A Washington man who allegedly murdered a woman in Vietnam may never have to face the charges against him.
Seattle Post Intelligencer reports:
Timothy Doran, of Washington, admitted in court to beating, strangling and stuffing Bich Ngoc Thi Nguyen, 24, to death, with the help of two unnamed friends, in a closet. She was found in an apartment Doran shared with his two sons, but he fled Vietnam immediately after to the United States.
The U.S. and Vietnam do not have a extradition treaty, which means the U.S. can't force Doran to go back to Vietnam to be tried. However, the U.S. is currently working with Vietnam law enforcement to bring witnesses to Seattle so he could be given justice in America.
"The crime was committed in Vietnam," Nguyen's sister said in a letter published on several English-language news sites in Vietnam. "It is only fair and right that Doran faces the Vietnamese judicial system.

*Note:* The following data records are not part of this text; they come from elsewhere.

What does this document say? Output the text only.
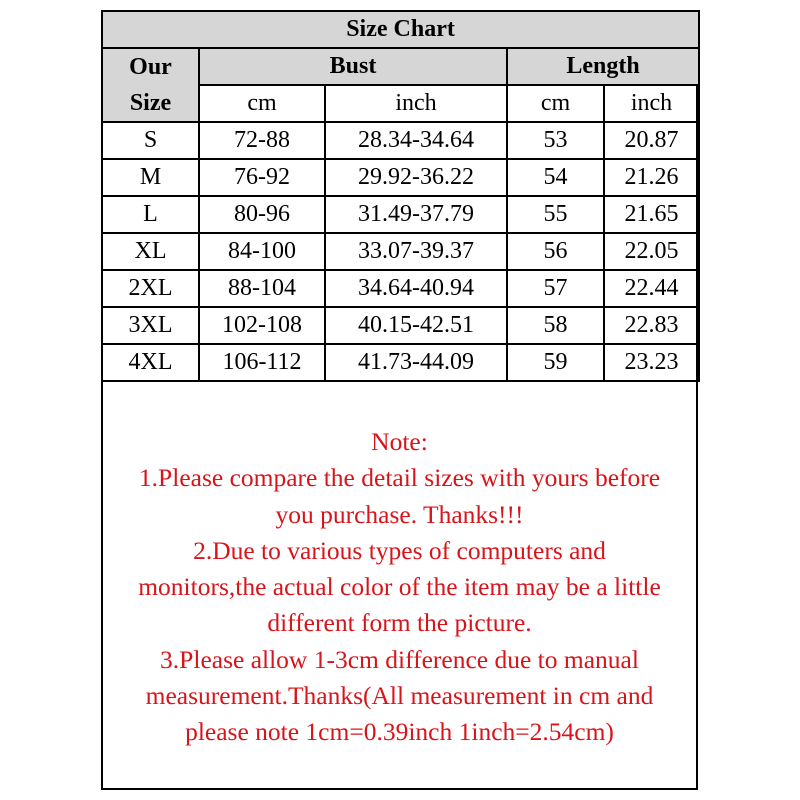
Size Chart				
Our
Size	Bust		Length	
	cm	inch	cm	inch
S	72-88	28.34-34.64	53	20.87
M	76-92	29.92-36.22	54	21.26
L	80-96	31.49-37.79	55	21.65
XL	84-100	33.07-39.37	56	22.05
2XL	88-104	34.64-40.94	57	22.44
3XL	102-108	40.15-42.51	58	22.83
4XL	106-112	41.73-44.09	59	23.23
Note:
1.Please compare the detail sizes with yours before
you purchase. Thanks!!!
2.Due to various types of computers and
monitors,the actual color of the item may be a little
different form the picture.
3.Please allow 1-3cm difference due to manual
measurement.Thanks(All measurement in cm and
please note 1cm=0.39inch 1inch=2.54cm)
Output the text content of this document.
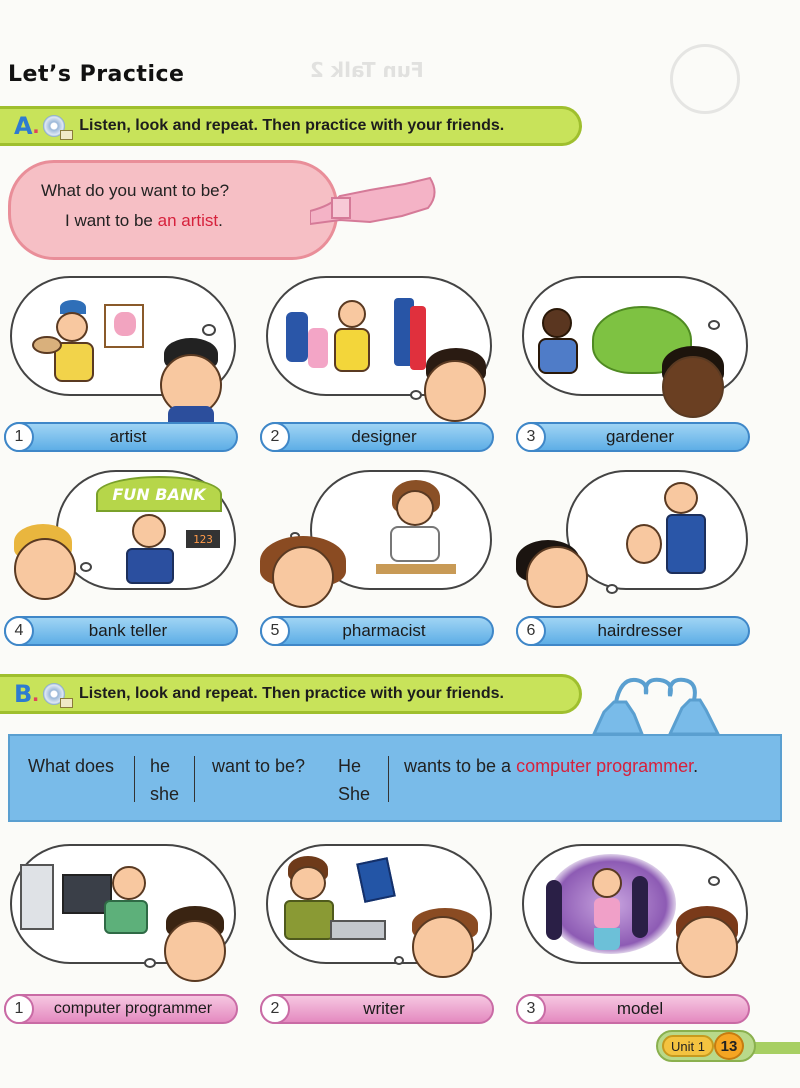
Fun Talk 2
Let’s Practice
A .	Listen, look and repeat. Then practice with your friends.
What do you want to be?
I want to be an artist.
1	artist	2	designer	3	gardener
FUN BANK
123
4	bank teller	5	pharmacist	6	hairdresser
B .	Listen, look and repeat. Then practice with your friends.
What does he
she
want to be? He
She
wants to be a computer programmer.
1	computer programmer	2	writer	3	model
Unit 1	13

Doran is no newbie to crime. The murder of Nguyen is just one of many allegations that were pressed against him in recent years.
"Over the last 20 years, Doran has committed a succession of ever-more appalling violent crimes against women, ranging from assault to rape and now to murder," Assistant U.S. Attorneys Brian Werner and Andrew Friedman told the court previously.
He spent seven years in prison after his sentencing in 1992 where he was convicted of raping and brutalizing his ex-girlfriend. He also filled a home with natural gas and left her children inside the building to die.
Doran also has attacked two other women who he reportedly had intimate relationships with.
"He is a clear and present danger to any woman he establishes a relationship with," Lasnik said during the sentencing hearing, according to a U.S. Attorney's Office statement. "He is a serial domestic abuser."
Doran was also sentenced yesterday to eight years in federal prison for failing to register as a sex offender in mid-2010, which prosecutors suspect is why he was in Vietnam in the first place.